Bob and Vance: Like a Rolling Stone and a Riptide

Lucy Brewer

Bob Dylan

The night is cold and the line for the bar is long. The crowd is a mass of Kathmandu jackets, Squid Inc. cones of calamari and chips, and glasses of red wine. We are gathered in Bonython Park on a Saturday night in August, ready and waiting for something pretty damn magical. Bob Dylan is in town. For one night and one night only he is set to take the stage, introduced by lovely law dropout Vance Joy.

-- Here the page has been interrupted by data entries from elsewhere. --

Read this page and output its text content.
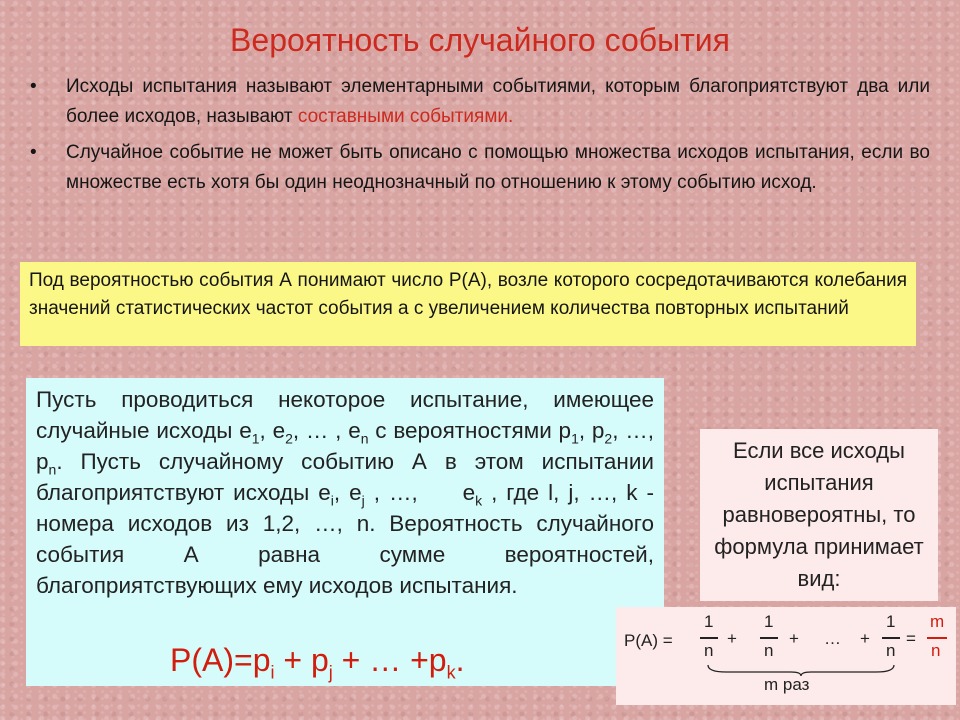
Вероятность случайного события
•	Исходы испытания называют элементарными событиями, которым благоприятствуют два или более исходов, называют составными событиями.
•	Случайное событие не может быть описано с помощью множества исходов испытания, если во множестве есть хотя бы один неоднозначный по отношению к этому событию исход.
Под вероятностью события А понимают число Р(А), возле которого сосредотачиваются колебания значений статистических частот события а с увеличением количества повторных испытаний
Пусть проводиться некоторое испытание, имеющее случайные исходы $е_1$, $е_2$, … , $е_n$ с вероятностями $р_1$, $р_2$, …, $р_n$. Пусть случайному событию А в этом испытании благоприятствуют исходы $е_i$, $е_j$ , …,     $е_k$ , где l, j, …, k - номера исходов из 1,2, …, n. Вероятность случайного события А равна сумме вероятностей, благоприятствующих ему исходов испытания.
$Р(А)=р_i + р_j$ + … $+р_k$.
Если все исходы испытания равновероятны, то формула принимает вид:
Р(А) =
1
n
+
1
n
+ … +
1
n
=
m
n
m раз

The venue for the night is a (thankfully) heated marquee, which provides some much needed respite from the winter air. The crowd is an eclectic group; on one side of us a pair of elderly men share beers and banter about the last time Bob was in town, on the other a mother and her millennial daughter compare favourite Vance tunes.

It’s not the first time I’ve seen Vance Joy and it certainly won’t be the last. He's endearingly awkward and a certified songbird to boot. He performs solo, often pausing to make conversation with the audience, and tells a particularly charming story about his English teacher mother who helped him write the chorus to the happy go lucky Mess is Mine. It’s a solid set, rounded out by summertime bangers Riptide and Fire and the Flood.

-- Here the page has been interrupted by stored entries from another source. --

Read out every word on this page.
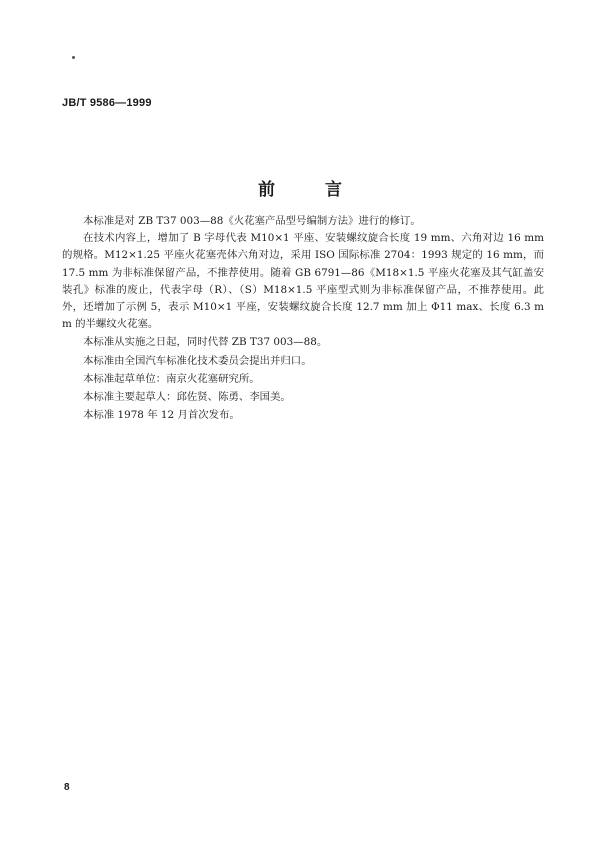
JB/T 9586—1999
前 言

本标准是对 ZB T37 003—88《火花塞产品型号编制方法》进行的修订。

在技术内容上，增加了 B 字母代表 M10×1 平座、安装螺纹旋合长度 19 mm、六角对边 16 mm 的规格。M12×1.25 平座火花塞壳体六角对边，采用 ISO 国际标准 2704：1993 规定的 16 mm，而 17.5 mm 为非标准保留产品，不推荐使用。随着 GB 6791—86《M18×1.5 平座火花塞及其气缸盖安装孔》标准的废止，代表字母（R）、（S）M18×1.5 平座型式则为非标准保留产品，不推荐使用。此外，还增加了示例 5，表示 M10×1 平座，安装螺纹旋合长度 12.7 mm 加上 Φ11 max、长度 6.3 mm 的半螺纹火花塞。

本标准从实施之日起，同时代替 ZB T37 003—88。

本标准由全国汽车标准化技术委员会提出并归口。

本标准起草单位：南京火花塞研究所。

本标准主要起草人：邱佐贤、陈勇、李国美。

本标准 1978 年 12 月首次发布。

8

The tent is brimming with anticipation by the time Bob Dylan takes the stage. The performance is humble, and completely and utterly music-centric. Dressed in an elegant grey suit, Dylan rarely takes his eyes off the instruments. It is as though we are watching through a glass window. Whilst unusual in this day and age of increasing audience/artist engagement, it’s passionate, mesmerising, and a bloody good time. The set list is all-inclusive, with Dylan crooning classics like Blowin’ in the Wind and modern offerings such as Pay in Blood. It’s awe-inspiring and easy to see why he has made his mark as a musical legend.

Needless to say, it's a satisfying night for music-lovers in Adelaide. We’ve witnessed something special under the stars. Sure, The Times They Are A-Changin’ but as long as Bob and Vance are around, We’re (Not) Going Home.